Knowledge · AI visibility

AI gives the wrong information about my business, how do I correct it?

A customer asks a question that makes no sense, or turns up when you are closed. When you ask why, the answer is: “ChatGPT said so.” AI can repeat old or incorrect information about your business, such as an old address, wrong opening hours or a service you no longer offer. That is annoying, and it can cost customers. The useful part is that AI usually gets that information from somewhere, and in many cases you can correct the source.

What's really going on

AI doesn't invent facts about your business, it repeats what it found somewhere. If that answer is wrong, the source is usually outdated, incomplete or contradictory.

In practice we see these causes most often:

  • Old information is still online somewhere. An outdated listing in a directory, an old page or an abandoned profile can stay up for years. AI picks that up just as readily as your current site.
  • Your details contradict each other. If your address or offer reads differently in one place than another, AI has to guess which version is right. Sometimes it picks the wrong one.
  • Your current information isn't clearly set down anywhere. If the right details aren't clearly on your own website and in your business profile, AI has no strong source to fall back on.
  • You depend on other people's sources. If you're mainly described by third parties, AI adopts their picture, including errors or outdated details you haven't put right.
  • The model leans on older training data. Some AI answers come from information from a while ago. Until the model or its sources are refreshed, old info can keep coming back.

What this does to your business

Wrong information in an AI answer feels to the customer like a fact. They don't doubt ChatGPT, they doubt you when reality turns out different. That way you lose trust before you've even spoken to anyone.

On top of that, errors spread. One incorrect source can be adopted by several tools. The sooner you set the right information clearly and in the right places, the faster the picture corrects itself.

In short: what needs to happen

AI gives wrong information because it leans on sources that are outdated or contradictory. So you want to know which sources those are and make sure your current details are clearly and consistently set down everywhere. Then AI gets a strong, correct source to draw on.

Step by step

  1. 01

    Find out exactly what AI says

    Ask various AI tools about your business and note every error. Where possible, ask for the source, so you know which listing needs correcting.

  2. 02

    Put the right details centrally on your site

    Make sure your current name, address, opening hours and offer are clear on your own website. That's the source you fully control yourself.

  3. 03

    Update your business profiles

    Refresh your Google Business Profile and important directories. These are sources AI often trusts and re-reads regularly.

  4. 04

    Clear out outdated listings

    Track down old pages, profiles and directory entries and have them changed or removed. Every source of contradiction removed is a gain.

  5. 05

    Make consistency a habit

    If you change something about your business, update it everywhere at once. One correct, consistent story stops old errors resurfacing.

You can start by asking AI tools about your business and writing down what is wrong. But that still does not tell you which source is causing the mistake or why different systems repeat different information.

The Foundd AIScan checks what AI says about you, how consistent your information is online and which sources shape the answer. That gives you a clearer route to correction than simply hoping the next AI answer will be better.

Want to know what picture AI has of your business? Enter your web address:

What to do with your report

Your Foundd AIScan arrives as a clear report. It starts with a summary and score, followed by findings sorted by impact and priority. Each point includes explanation, context and concrete next steps, so you see what matters first and what can wait.

  • Start with the highest impact points. Those sit at the top because they are most likely to affect the accuracy of AI information about your business. Start there before spending time on smaller issues.
  • Read the context. For every finding we explain why it matters. That helps you make better choices, also when you discuss the issue with a developer, web builder or marketing partner.
  • Use the scan as a starting point. Make changes in a logical order, give them time to have an effect and then check again. The report gives you a baseline, not just a one-off list.

Every action point comes with step-by-step instructions you can carry out yourself. Many fixes are about correcting public information, aligning profiles and making your own website clearer.

For every action point we show the average time needed to do it yourself and the fixed price if Foundd carries it out.

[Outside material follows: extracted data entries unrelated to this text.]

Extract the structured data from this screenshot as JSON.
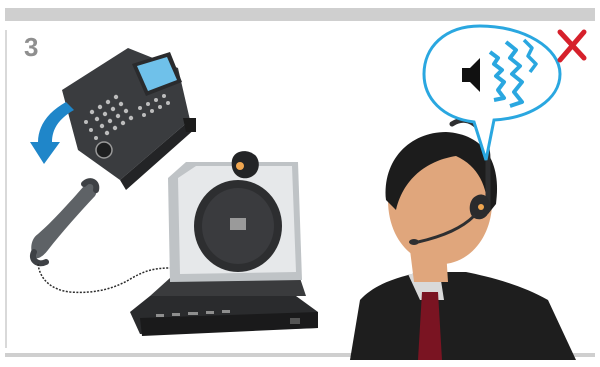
{
  "step": {
    "number": "3"
  },
  "icons": {
    "desk_phone": "desk-phone-icon",
    "lift_arrow": "curved-arrow-icon",
    "handset": "handset-icon",
    "headset_base": "headset-base-station-icon",
    "speaker": "speaker-sound-icon",
    "no_mark": "red-x-icon",
    "person": "person-with-headset-icon"
  },
  "colors": {
    "arrow_blue": "#1f86c9",
    "sound_blue": "#2aa7e0",
    "x_red": "#d6202b",
    "skin": "#e0a67c",
    "hair": "#1c1c1c",
    "suit": "#1e1e1e",
    "tie": "#7a1422",
    "bar_gray": "#cfcfcf"
  }
}
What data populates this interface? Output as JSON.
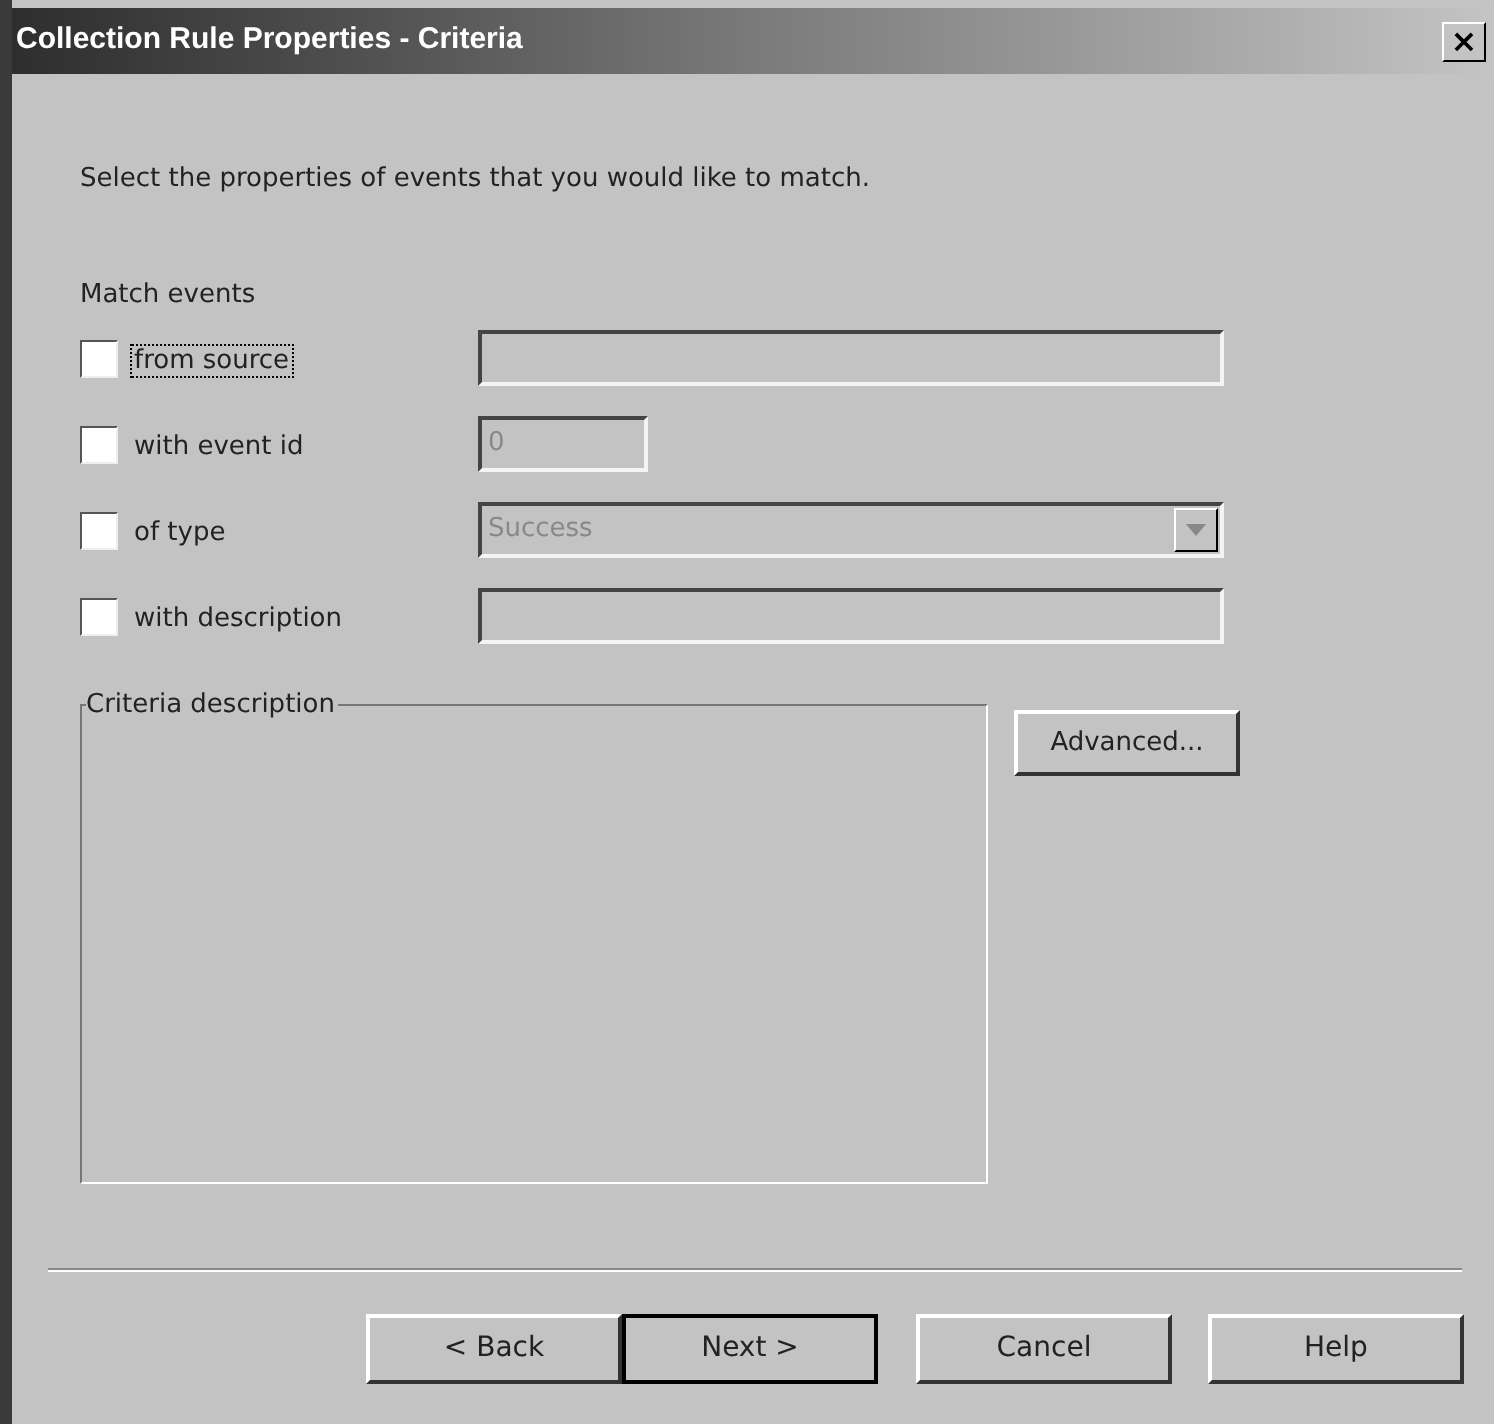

That is commercial information, but it is also a practical reference point. It helps you compare time, cost and priority, whether you do the work yourself, discuss it with your current technical partner or ask us to handle it.

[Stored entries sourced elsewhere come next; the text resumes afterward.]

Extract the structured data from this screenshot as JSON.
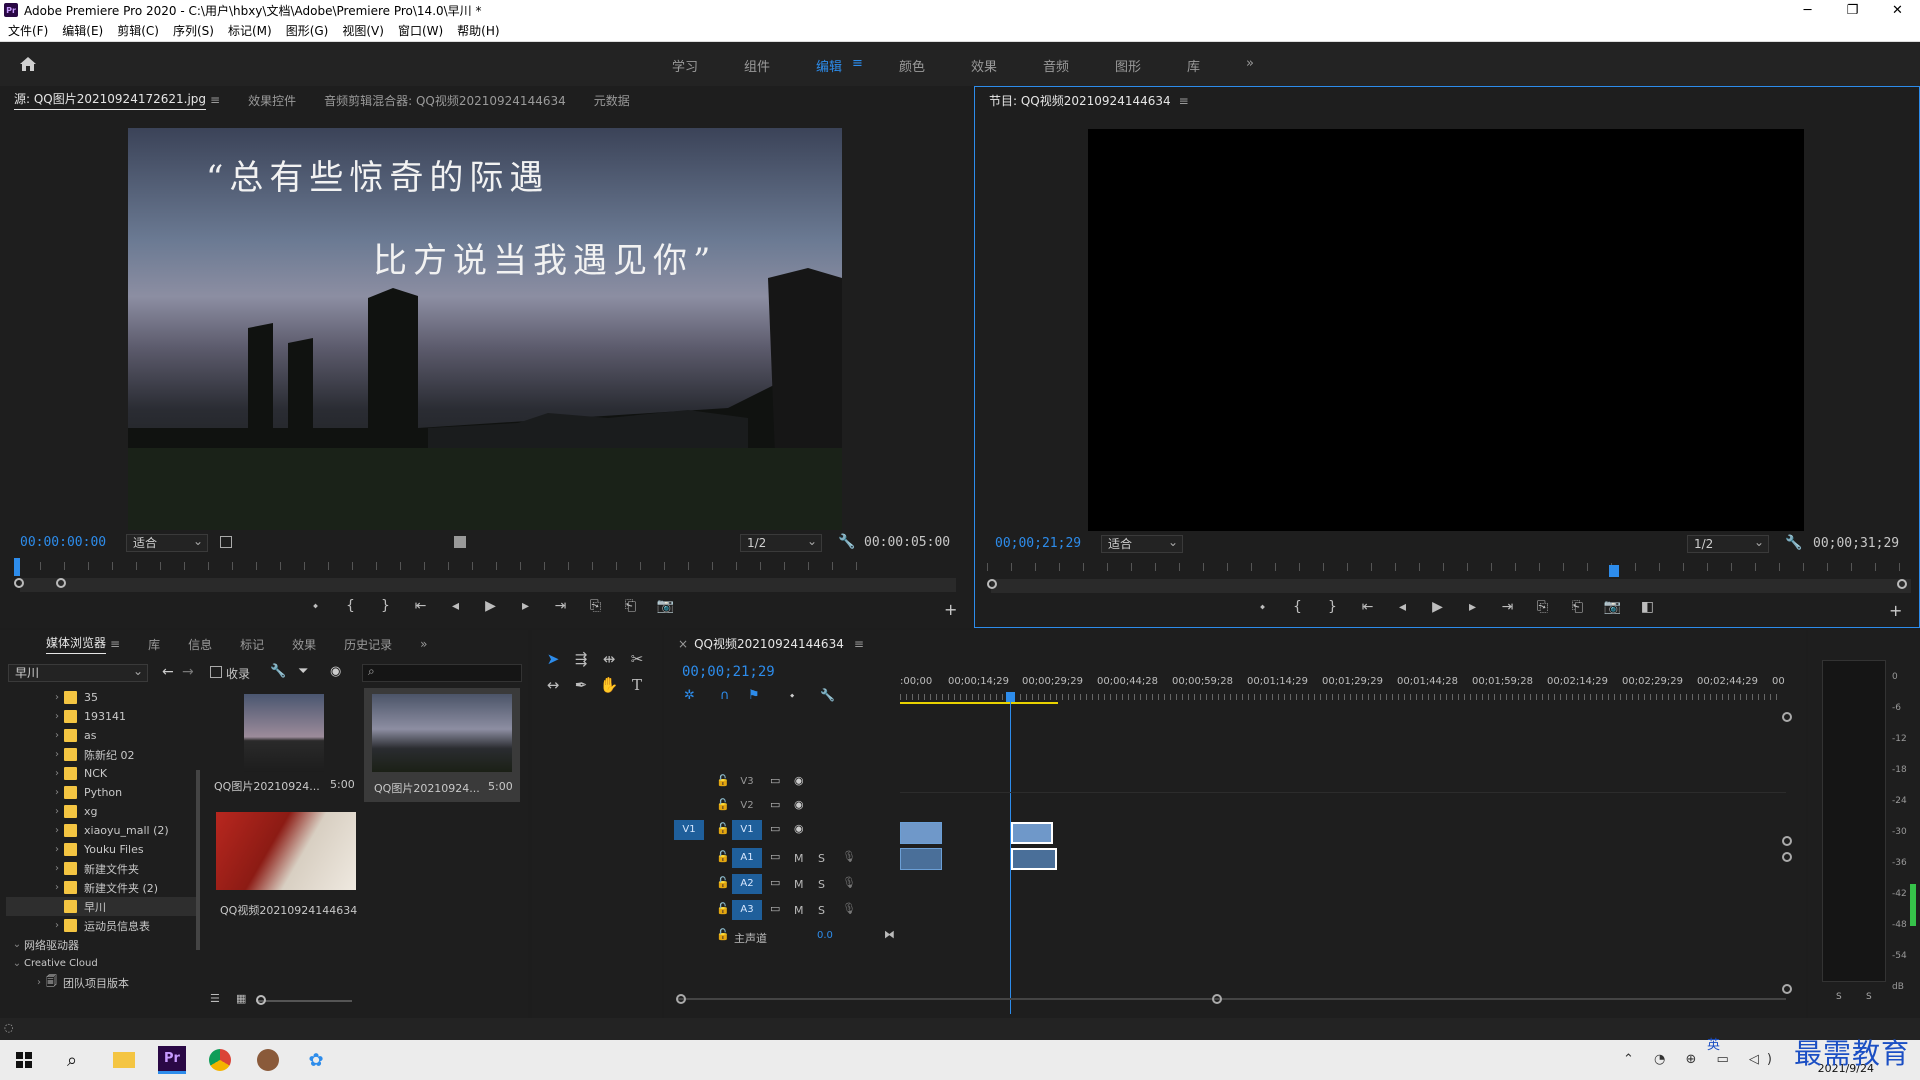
{
  "app": {
    "title": "Adobe Premiere Pro 2020 - C:\\用户\\hbxy\\文档\\Adobe\\Premiere Pro\\14.0\\早川 *",
    "logo_text": "Pr",
    "window_controls": [
      "─",
      "❐",
      "✕"
    ]
  },
  "menu": [
    "文件(F)",
    "编辑(E)",
    "剪辑(C)",
    "序列(S)",
    "标记(M)",
    "图形(G)",
    "视图(V)",
    "窗口(W)",
    "帮助(H)"
  ],
  "workspace": {
    "tabs": [
      "学习",
      "组件",
      "编辑",
      "颜色",
      "效果",
      "音频",
      "图形",
      "库"
    ],
    "active": "编辑",
    "more": "»"
  },
  "source": {
    "tabs": [
      "源: QQ图片20210924172621.jpg",
      "效果控件",
      "音频剪辑混合器: QQ视频20210924144634",
      "元数据"
    ],
    "overlay_line1": "“总有些惊奇的际遇",
    "overlay_line2": "比方说当我遇见你”",
    "timecode_in": "00:00:00:00",
    "fit": "适合",
    "resolution": "1/2",
    "duration": "00:00:05:00"
  },
  "program": {
    "tab": "节目: QQ视频20210924144634",
    "timecode": "00;00;21;29",
    "fit": "适合",
    "resolution": "1/2",
    "duration": "00;00;31;29"
  },
  "project": {
    "tabs": [
      "媒体浏览器",
      "库",
      "信息",
      "标记",
      "效果",
      "历史记录"
    ],
    "location": "早川",
    "ingest_label": "收录",
    "folders": [
      "35",
      "193141",
      "as",
      "陈新纪 02",
      "NCK",
      "Python",
      "xg",
      "xiaoyu_mall (2)",
      "Youku Files",
      "新建文件夹",
      "新建文件夹 (2)",
      "早川",
      "运动员信息表"
    ],
    "network_label": "网络驱动器",
    "cc_label": "Creative Cloud",
    "team_label": "团队项目版本",
    "items": [
      {
        "name": "QQ图片20210924...",
        "duration": "5:00"
      },
      {
        "name": "QQ图片20210924...",
        "duration": "5:00"
      },
      {
        "name": "QQ视频20210924144634",
        "duration": ""
      }
    ]
  },
  "timeline": {
    "tab": "QQ视频20210924144634",
    "timecode": "00;00;21;29",
    "ruler": [
      ":00;00",
      "00;00;14;29",
      "00;00;29;29",
      "00;00;44;28",
      "00;00;59;28",
      "00;01;14;29",
      "00;01;29;29",
      "00;01;44;28",
      "00;01;59;28",
      "00;02;14;29",
      "00;02;29;29",
      "00;02;44;29",
      "00"
    ],
    "video_tracks": [
      "V3",
      "V2",
      "V1"
    ],
    "audio_tracks": [
      "A1",
      "A2",
      "A3"
    ],
    "source_patch": "V1",
    "master_label": "主声道",
    "master_value": "0.0",
    "mute": "M",
    "solo": "S"
  },
  "meter": {
    "scale": [
      "0",
      "-6",
      "-12",
      "-18",
      "-24",
      "-30",
      "-36",
      "-42",
      "-48",
      "-54",
      "dB"
    ],
    "solo_buttons": [
      "S",
      "S"
    ]
  },
  "taskbar": {
    "date": "2021/9/24",
    "ime": "英",
    "watermark": "最需教育"
  },
  "colors": {
    "accent": "#2d8ceb",
    "clip_video": "#6f98c9",
    "track_on": "#1f5f9b",
    "folder": "#f4c542"
  }
}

Wrong information in AI answers can nearly always be traced to a source that isn't right. Set your current details down clearly and consistently, and the picture usually corrects itself, step by step.

People also ask

  • Can I get ChatGPT to correct it directly?

    Not directly. You adjust the underlying sources, after which AI picks up the right information at a next update. Stepping into the model directly isn't possible.

  • How long does old information keep coming back?

    That depends on the tool and the source. Tools that use current search results correct faster than models leaning on older data. Consistent, correct sources speed that process up.

  • Why does AI sometimes make things up?

    AI sometimes fills uncertainty with a plausible-sounding answer. The clearer and more complete the real information online, the less room there is to fill in something wrong.

  • Does my Google Business Profile help here?

    Yes. A current, complete business profile is a trustworthy source many tools take into account. It's one of the first places to put right.